L'alu est aussi présent en alliage dans nombre de matériels, appareils, cosmétiques, antiperspirants, et - bien sûr ! - dans des ustensiles de cuisine. Si les études restent contradictoires entre aluminium et altération du cerveau, elles laissent les patients très craintifs devant des médecins sceptiques.

Que faut-il en penser ?

D'un strict point de vue scientifique, le lien entre exposition à l'aluminium et maladies neurodégénératives n'est démontré que chez les animaux (rats, drosophiles) et les populations humaines fortement en contact avec l'aluminium, pour des raisons professionnelles. Rien n'a été démontré pour la maladie d'Alzheimer.
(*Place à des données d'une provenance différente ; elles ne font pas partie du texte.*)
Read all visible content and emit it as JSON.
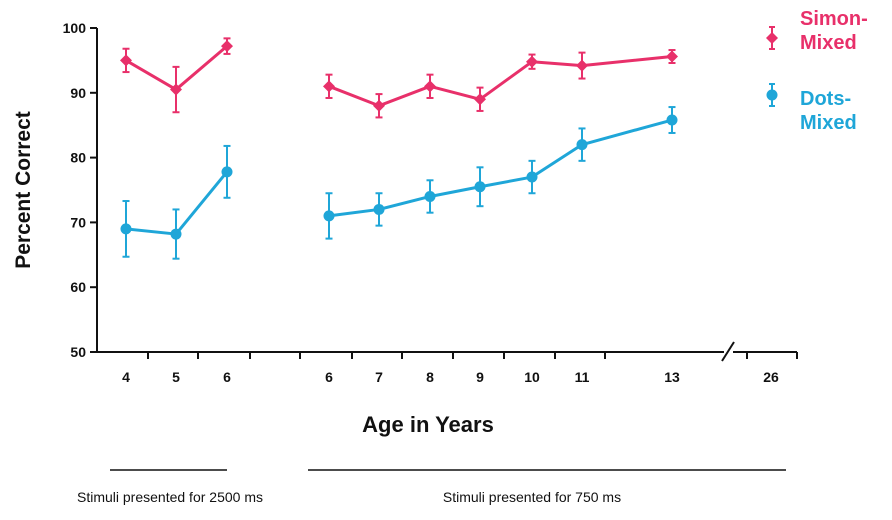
{
  "chart_data": {
    "type": "line",
    "title": "",
    "xlabel": "Age in Years",
    "ylabel": "Percent Correct",
    "ylim": [
      50,
      100
    ],
    "yticks": [
      50,
      60,
      70,
      80,
      90,
      100
    ],
    "categories": [
      "4",
      "5",
      "6",
      "6",
      "7",
      "8",
      "9",
      "10",
      "11",
      "13",
      "26"
    ],
    "series": [
      {
        "name": "Simon-Mixed",
        "legend_lines": [
          "Simon-",
          "Mixed"
        ],
        "color": "#e8306a",
        "marker": "diamond",
        "segments": [
          {
            "x_index": [
              0,
              1,
              2
            ],
            "values": [
              95,
              90.5,
              97.2
            ],
            "err": [
              1.8,
              3.5,
              1.2
            ]
          },
          {
            "x_index": [
              3,
              4,
              5,
              6,
              7,
              8,
              9
            ],
            "values": [
              91,
              88,
              91,
              89,
              94.8,
              94.2,
              95.6
            ],
            "err": [
              1.8,
              1.8,
              1.8,
              1.8,
              1.1,
              2.0,
              1.0
            ]
          }
        ]
      },
      {
        "name": "Dots-Mixed",
        "legend_lines": [
          "Dots-",
          "Mixed"
        ],
        "color": "#1fa6d8",
        "marker": "circle",
        "segments": [
          {
            "x_index": [
              0,
              1,
              2
            ],
            "values": [
              69,
              68.2,
              77.8
            ],
            "err": [
              4.3,
              3.8,
              4.0
            ]
          },
          {
            "x_index": [
              3,
              4,
              5,
              6,
              7,
              8,
              9
            ],
            "values": [
              71,
              72,
              74,
              75.5,
              77,
              82,
              85.8
            ],
            "err": [
              3.5,
              2.5,
              2.5,
              3.0,
              2.5,
              2.5,
              2.0
            ]
          }
        ]
      }
    ],
    "axis_break_between": [
      "13",
      "26"
    ],
    "annotations": [
      {
        "text": "Stimuli presented for 2500 ms",
        "spans": [
          "4",
          "6"
        ]
      },
      {
        "text": "Stimuli presented for 750 ms",
        "spans": [
          "6",
          "26"
        ]
      }
    ]
  }
}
Plus que la teneur des aliments en aluminium, il importe de considérer que cet élément peut s'accumuler dans l'organisme et qu'effectivement, certains groupes de patients européens ont des apports qui semblent bien trop importants.

Alu dans les aliments

L'alimentation est la plus importante voie d'apport : fruits et légumes contiennent environ 0,5 mg/100 g quand les produits cuisinés en fournissent le double (pain : 1 mg/100 g). Les aliments les plus riches sont le thé, les herbes, le cacao et les épices.

L'exposition alimentaire totale à l'aluminium varie de façon importante selon le pays et la source : entre 1,6 et 13 mg d'aluminium par jour (source : EFSA 2010). Les enfants et surtout, les bébés nourris au lait maternisé, ont en général des apports alimentaires rapportés au poids corporel plus importants. L'aluminium des matériaux en contact avec les aliments ne représenterait qu'une faible fraction de l'apport total...

Étant donné la tendance de l'aluminium à s'accumuler dans l'organisme après une exposition alimentaire, le groupe scientifique de l'EFSA a considéré qu'il était plus approprié d'établir pour l'aluminium une dose hebdomadaire tolérable (DHT) plutôt qu'une dose journalière tolérable (DJT).

Une DHT de 1 mg d'aluminium/kg de p.c./semaine a été proposée. L'aluminium sous forme de chlorhydrate ou de chloride, est fortement soupçonné d'interférer avec les récepteurs à œstrogène (MCF7) sur les cellules cancéreuses du sein, ce qui allonge la liste des métaux capables d'interférences avec l'œstrogène. L'exposition alimentaire journalière à l'aluminium, estimée pour la population générale et évaluée dans plusieurs pays européens, variait de 0,2 à 1,5 mg/kg de p.c./semaine en moyenne et pouvait atteindre 2,3 mg/kg de p.c./semaine chez les gros consommateurs exposés. (Source : FFSA et diverses études)

La DHT de 1 mg/kg de p.c./semaine est donc dépassée dans une proportion significative de la population européenne. Les céréales et les produits à base de céréales, les légumes, les boissons et certaines préparations pour nourrissons (à base de soja et celles pour les prématurés) s'avèrent apporter la plus grande contribution à l'exposition alimentaire à l'aluminium.